Ok. I'll turn it down a notch 🙂. I wonder how low of a voltage I can get for 2400mHz. What is your voltage at? I Was running SETI@Home fine, now it locks up after 12-13hrs or so hopefull it will run fine again.
 
I was running 2500mhz at 1.80v. I'm currently running 2400mhz at 1.70v. From the sounds of it you have a better chip than me, or else you have better cooling. Try 1.65v to start, and slowly go down from there.
 
Yea... I have it at 1.65v @ 2400mHz. I did prime95 and it survived 4 hours with no errors. I decided to start up SETI@Home again, to see if it locks up. I hope it doesn't.

I just don't understand why it would be heat. The temperatures are well within the normal range. I just don't understand why it would cause it to not pass prime95 or run SETI@Home continuously.
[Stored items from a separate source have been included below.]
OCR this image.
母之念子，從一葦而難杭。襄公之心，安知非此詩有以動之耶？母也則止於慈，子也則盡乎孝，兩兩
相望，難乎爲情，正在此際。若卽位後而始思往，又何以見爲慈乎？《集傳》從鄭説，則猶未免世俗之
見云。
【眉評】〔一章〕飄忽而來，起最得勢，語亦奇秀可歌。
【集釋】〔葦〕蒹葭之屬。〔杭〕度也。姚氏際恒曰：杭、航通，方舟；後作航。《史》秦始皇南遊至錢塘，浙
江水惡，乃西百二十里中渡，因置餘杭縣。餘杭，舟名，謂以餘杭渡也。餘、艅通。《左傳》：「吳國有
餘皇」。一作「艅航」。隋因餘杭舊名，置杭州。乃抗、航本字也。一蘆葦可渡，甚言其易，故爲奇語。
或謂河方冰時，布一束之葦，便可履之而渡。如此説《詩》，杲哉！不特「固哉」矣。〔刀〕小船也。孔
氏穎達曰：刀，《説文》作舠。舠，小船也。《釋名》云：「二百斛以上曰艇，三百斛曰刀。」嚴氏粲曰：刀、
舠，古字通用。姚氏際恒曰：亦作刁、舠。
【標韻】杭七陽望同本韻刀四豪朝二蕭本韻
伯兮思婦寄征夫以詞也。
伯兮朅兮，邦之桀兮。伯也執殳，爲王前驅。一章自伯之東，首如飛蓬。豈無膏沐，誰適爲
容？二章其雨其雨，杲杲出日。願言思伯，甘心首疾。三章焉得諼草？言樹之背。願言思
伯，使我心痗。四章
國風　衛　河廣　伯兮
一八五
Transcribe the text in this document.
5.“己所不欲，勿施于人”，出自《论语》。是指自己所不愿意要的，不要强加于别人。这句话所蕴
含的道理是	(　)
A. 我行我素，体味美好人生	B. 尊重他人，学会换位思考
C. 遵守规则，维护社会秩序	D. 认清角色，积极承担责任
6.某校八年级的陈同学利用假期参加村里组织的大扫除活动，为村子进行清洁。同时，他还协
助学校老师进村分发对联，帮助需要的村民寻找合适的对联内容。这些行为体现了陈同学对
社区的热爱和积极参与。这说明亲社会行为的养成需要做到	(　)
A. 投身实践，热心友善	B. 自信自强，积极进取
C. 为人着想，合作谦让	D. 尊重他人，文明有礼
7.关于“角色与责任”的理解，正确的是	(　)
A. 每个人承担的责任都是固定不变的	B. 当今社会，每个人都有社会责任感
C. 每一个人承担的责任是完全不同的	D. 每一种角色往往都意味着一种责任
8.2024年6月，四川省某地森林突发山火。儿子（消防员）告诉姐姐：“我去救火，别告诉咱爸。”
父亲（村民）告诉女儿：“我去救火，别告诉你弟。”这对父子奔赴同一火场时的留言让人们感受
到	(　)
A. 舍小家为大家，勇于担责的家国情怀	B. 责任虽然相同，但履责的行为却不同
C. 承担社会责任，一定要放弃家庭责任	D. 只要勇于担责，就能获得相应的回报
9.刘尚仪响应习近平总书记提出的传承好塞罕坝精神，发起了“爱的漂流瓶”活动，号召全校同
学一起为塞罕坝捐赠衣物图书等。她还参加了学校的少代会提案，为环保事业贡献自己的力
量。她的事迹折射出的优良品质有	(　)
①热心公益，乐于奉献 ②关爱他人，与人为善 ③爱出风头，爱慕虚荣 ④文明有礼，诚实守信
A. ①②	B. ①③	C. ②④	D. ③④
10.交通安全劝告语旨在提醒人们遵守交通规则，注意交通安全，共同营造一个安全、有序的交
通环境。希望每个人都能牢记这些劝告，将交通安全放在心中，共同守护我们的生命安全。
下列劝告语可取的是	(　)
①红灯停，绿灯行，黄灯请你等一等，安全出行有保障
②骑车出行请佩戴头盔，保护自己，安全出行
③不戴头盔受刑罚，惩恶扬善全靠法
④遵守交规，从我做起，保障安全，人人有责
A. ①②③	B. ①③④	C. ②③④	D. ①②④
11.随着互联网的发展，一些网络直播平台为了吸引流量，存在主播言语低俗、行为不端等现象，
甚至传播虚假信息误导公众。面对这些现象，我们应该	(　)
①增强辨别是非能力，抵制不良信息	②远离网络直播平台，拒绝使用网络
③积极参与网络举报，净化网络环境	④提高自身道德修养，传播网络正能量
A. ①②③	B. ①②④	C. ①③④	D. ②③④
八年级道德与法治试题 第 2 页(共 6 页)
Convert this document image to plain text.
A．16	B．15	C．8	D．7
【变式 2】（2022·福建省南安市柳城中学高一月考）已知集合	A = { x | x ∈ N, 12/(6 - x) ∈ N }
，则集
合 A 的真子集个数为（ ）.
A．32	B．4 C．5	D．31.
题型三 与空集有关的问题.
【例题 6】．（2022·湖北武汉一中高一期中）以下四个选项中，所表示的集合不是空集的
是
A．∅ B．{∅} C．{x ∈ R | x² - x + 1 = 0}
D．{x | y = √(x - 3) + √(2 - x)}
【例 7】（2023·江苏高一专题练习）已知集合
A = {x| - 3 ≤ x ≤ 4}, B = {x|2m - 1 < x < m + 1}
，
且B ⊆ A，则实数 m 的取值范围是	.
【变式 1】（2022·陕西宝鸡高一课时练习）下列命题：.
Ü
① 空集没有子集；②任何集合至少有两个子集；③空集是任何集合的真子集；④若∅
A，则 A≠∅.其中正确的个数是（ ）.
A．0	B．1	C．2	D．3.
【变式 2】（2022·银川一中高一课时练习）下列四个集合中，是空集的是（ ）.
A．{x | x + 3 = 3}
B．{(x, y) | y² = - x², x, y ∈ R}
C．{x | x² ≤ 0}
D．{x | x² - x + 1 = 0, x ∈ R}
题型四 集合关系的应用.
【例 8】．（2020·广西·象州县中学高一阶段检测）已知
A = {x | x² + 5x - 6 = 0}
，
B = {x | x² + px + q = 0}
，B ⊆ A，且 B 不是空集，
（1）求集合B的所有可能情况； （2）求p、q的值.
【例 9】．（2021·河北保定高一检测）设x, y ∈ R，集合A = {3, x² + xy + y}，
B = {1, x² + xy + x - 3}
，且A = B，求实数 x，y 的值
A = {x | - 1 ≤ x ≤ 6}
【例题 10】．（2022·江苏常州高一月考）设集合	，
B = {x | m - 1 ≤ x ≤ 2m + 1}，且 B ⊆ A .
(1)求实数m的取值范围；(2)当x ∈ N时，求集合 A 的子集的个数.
But, hopefully that's what it is
 
Originally posted by: Corey0808
I just don't understand why it would be heat.

Hot times, summer in the city. 😛 :beer:

Your ambient room temperature is probably higher, making things much more difficult for your HSF and CPU.
 
A couple of other things to consider are thermal compound degradation and motherboard capacitors wearing. Truth is that no board is meant to run a 2.5GHz chip overvolted. Granted they engineer margin into boards but certainly it reduces lifespan of the board sooner than CPU.
 
Sickbeast is correct the increased temps lower OC.

The approx formula is for every 10C you drop in temps = 100 more Mhz at same Vcore.